An Energy Lion Stirs In Africa

By David Heberling, Policy Intern

In my last post, I focused on the challenges and progress that renewable energy faces across the globe. This week, I am narrowing my focus to Africa, a region that presents possibilities and challenges in equal measure.

In the past, parts of sub-Saharan Africa were unfortunately notorious for political, social, and economic upheaval and instability. However, renewable energy provides a promising way that these countries can “leapfrog” over the need for long, expensive transmission lines from coal and fossil fuel plants, to distributed renewable sources. A similar “leapfrog” effect has occurred with respect to cell phones.

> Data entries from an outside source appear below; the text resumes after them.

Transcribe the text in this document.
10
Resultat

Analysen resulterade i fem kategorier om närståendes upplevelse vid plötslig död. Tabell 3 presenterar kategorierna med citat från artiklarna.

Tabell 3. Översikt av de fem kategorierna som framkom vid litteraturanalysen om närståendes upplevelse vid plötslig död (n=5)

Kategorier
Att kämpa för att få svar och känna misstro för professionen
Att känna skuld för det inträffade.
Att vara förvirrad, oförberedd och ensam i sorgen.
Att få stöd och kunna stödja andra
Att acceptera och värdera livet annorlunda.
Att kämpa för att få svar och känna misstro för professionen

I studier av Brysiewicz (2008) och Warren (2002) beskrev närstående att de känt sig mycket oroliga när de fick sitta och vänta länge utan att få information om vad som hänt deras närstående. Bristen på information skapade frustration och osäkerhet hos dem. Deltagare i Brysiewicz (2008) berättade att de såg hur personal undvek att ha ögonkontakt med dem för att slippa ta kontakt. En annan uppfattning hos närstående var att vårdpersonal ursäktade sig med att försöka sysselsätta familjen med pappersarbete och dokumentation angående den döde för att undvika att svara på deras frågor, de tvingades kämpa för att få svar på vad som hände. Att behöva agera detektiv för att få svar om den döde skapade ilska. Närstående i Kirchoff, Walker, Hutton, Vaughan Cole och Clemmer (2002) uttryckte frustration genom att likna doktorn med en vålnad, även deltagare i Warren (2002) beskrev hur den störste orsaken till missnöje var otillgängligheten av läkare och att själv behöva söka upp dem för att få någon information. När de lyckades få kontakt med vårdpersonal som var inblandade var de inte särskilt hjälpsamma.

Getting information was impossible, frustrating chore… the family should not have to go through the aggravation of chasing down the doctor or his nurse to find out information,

As cellular technology has increased, cheap mobile phones and wireless internet access have proliferated. Many regions of Africa that have historically lacked constant, reliable access to telephone communications, let alone access to the internet, have increasingly come “online.” This increased access is true even in the more isolated rural sections of the continent. Much of this rise in access is due to advances in technology driving down the prices of the devices themselves, and enabling connectivity with relatively little infrastructure. Instead of laying miles of physical landlines, telecommunications companies need only maintain cell towers.

Source: 2015 Africa Progress Report
The mobile phone revolution has dramatically changed the lives of many sub-Saharan countries and has enabled their populations to wholly “leapfrog” an outdated form of technology. This is where the main hope lies for Africa’s adoption of renewable energy. As clean energy entrepreneur Jigar Shah stated, “[e]nergy is starting to look a lot like mobile phones.” This means that the future of energy generation for developing regions, like sub-Saharan Africa, could start to resemble the same “leapfrog” over long, expensive transmission lines from coal and fossil fuel plants, to distributed renewable sources.

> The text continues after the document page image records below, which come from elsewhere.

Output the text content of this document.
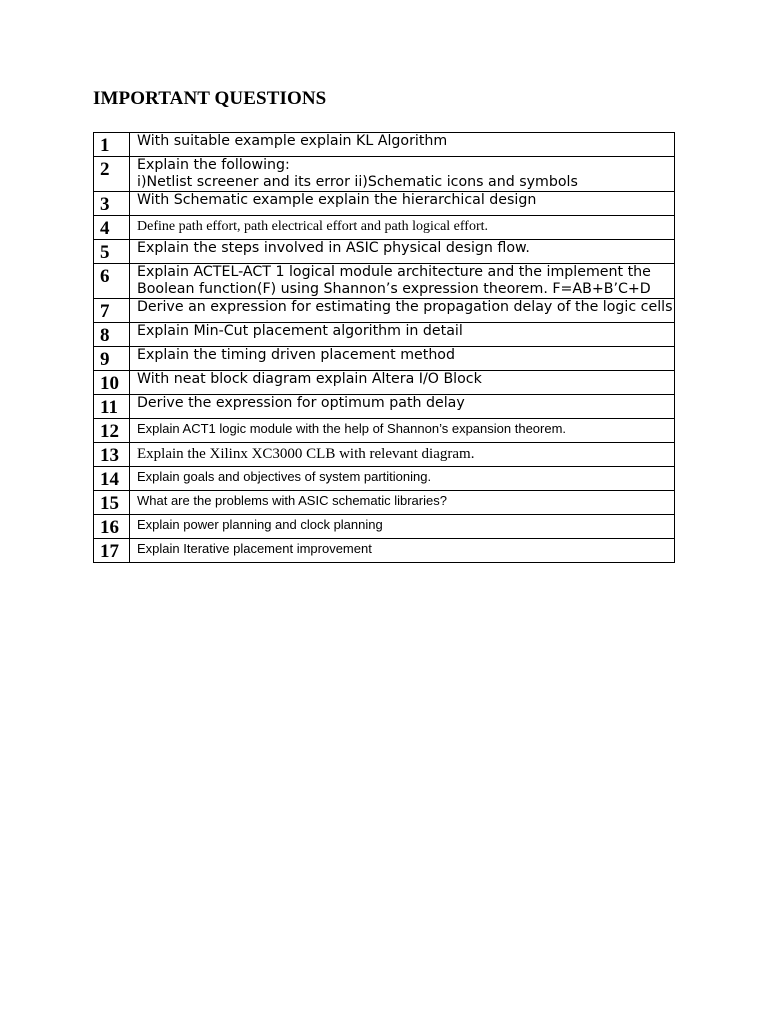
IMPORTANT QUESTIONS
1	With suitable example explain KL Algorithm

2	Explain the following:
i)Netlist screener and its error ii)Schematic icons and symbols

3	With Schematic example explain the hierarchical design

4	Define path effort, path electrical effort and path logical effort.

5	Explain the steps involved in ASIC physical design flow.

6	Explain ACTEL-ACT 1 logical module architecture and the implement the Boolean function(F) using Shannon’s expression theorem. F=AB+B’C+D

7	Derive an expression for estimating the propagation delay of the logic cells

8	Explain Min-Cut placement algorithm in detail

9	Explain the timing driven placement method

10	With neat block diagram explain Altera I/O Block

11	Derive the expression for optimum path delay

12	Explain ACT1 logic module with the help of Shannon’s expansion theorem.

13	Explain the Xilinx XC3000 CLB with relevant diagram.

14	Explain goals and objectives of system partitioning.

15	What are the problems with ASIC schematic libraries?

16	Explain power planning and clock planning

17	Explain Iterative placement improvement
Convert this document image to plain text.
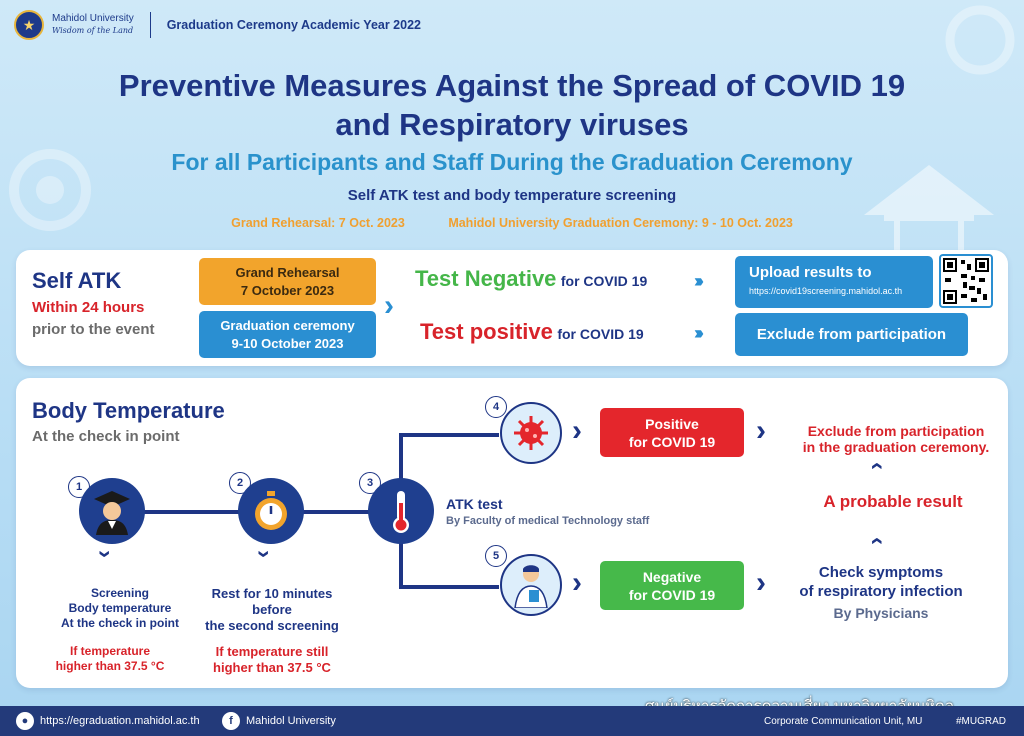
★	Mahidol University
Wisdom of the Land	Graduation Ceremony Academic Year 2022
Preventive Measures Against the Spread of COVID 19
and Respiratory viruses
For all Participants and Staff During the Graduation Ceremony
Self ATK test and body temperature screening
Grand Rehearsal: 7 Oct. 2023	Mahidol University Graduation Ceremony: 9 - 10 Oct. 2023
Self ATK
Within 24 hours
prior to the event
Grand Rehearsal
7 October 2023
Graduation ceremony
9-10 October 2023
›
Test Negative for COVID 19
Test positive for COVID 19
›››
›››
Upload results to
https://covid19screening.mahidol.ac.th
Exclude from participation
Body Temperature
At the check in point
1
›
Screening
Body temperature
At the check in point
If temperature
higher than 37.5 °C
2
›
Rest for 10 minutes
before
the second screening
If temperature still
higher than 37.5 °C
3
ATK test
By Faculty of medical Technology staff
4
›	Positive
for COVID 19	›	Exclude from participation
in the graduation ceremony.
›
A probable result
›
5
›	Negative
for COVID 19	›	Check symptoms
of respiratory infection
By Physicians
●	https://egraduation.mahidol.ac.th	f	Mahidol University	Corporate Communication Unit, MU	#MUGRAD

The initial reality facing the sub-Saharan region is one of extreme energy poverty. In 2013, Africa’s average electricity consumption was 600 kWh per capita. By contrast, the average consumption of electricity worldwide was 3,064 kWh per capita, while the U.S. averaged a staggering 12,985 kWh per capita. For those Africans who actually have access to the grid, their connection is woefully unreliable and expensive. Those not connected to the grid may spend up to 16% of their income and $10 per kWh using generators. This is nearly 100 times more expensive than the electricity in countries with advanced electricity systems.  Rural populations make up 84% of those without access to electricity and represent both the extreme challenge of conventional transmission strategies in Africa, as well as the hope represented by distributed generation adoption.

Committing to the adoption of renewables would benefit sub-Saharan countries. Overall, a mass adoption of renewable energy could reduce healthcare costs, increase job growth, and could lead to much needed political stability. This opportunity has not gone unrecognized. African leaders, spurred on by the progress and commitment of the Paris Agreement, have formed the African Renewable Energy Initiative (AREI). AREI aims to hit ambitious renewable goals by 2030. For example, South Africa aims to provide 56% of energy production via utility-scale solar, Kenya 28%, and Mozambique 34%. Stanford University’s Solution’s Project claims that by 2050 South Africa, and 139 other countries world-wide, could have 100% renewable generation.

These ambitious plans will require both financial investment and creative deployment strategies with a mixture of centralized and distributed generation. Already, international partnerships are reaching out to make this cooperation a reality. United States Agency for International Development (USAID), Dutch bank FMO, and Power Africa have committed $5 million to begin the development of mid-sized renewable projects through Climate Investor One (CIO). By investing in projects ranging from 25 MW to 75 MW, CIO aims to achieve a total of 30,000 MW of generation and connect 60 million houses and business by 2030.

While those projects aim at expanding current grid penetration, the nature of renewable technology has allowed distributive generation to advance more cost-effectively where grid access is problematic. Building upon the experiences and expertise of domestic solar success stories, Off-Grid Electric has raised $25 million from investors to continue to develop their micro-solar leasing program in Africa. Off-Grid provides consumers with cheaper, reliable electricity without the expense of connecting to the larger grid infrastructure. Additionally, Off-Grid has proven to be particularly innovative by incorporating a mobile payment platform to double-down on the leapfrog effect and enable remote customers to pay for their electricity from their phones.

Continued investment and development of renewable energy sources in Africa could change the lives of millions of Africans living in poverty. When millions who currently go without electricity are able to receive a greater share in the electrical wealth  the rest of the world  experiences, the possibilities for exponential growth and development are likely to be life-changing.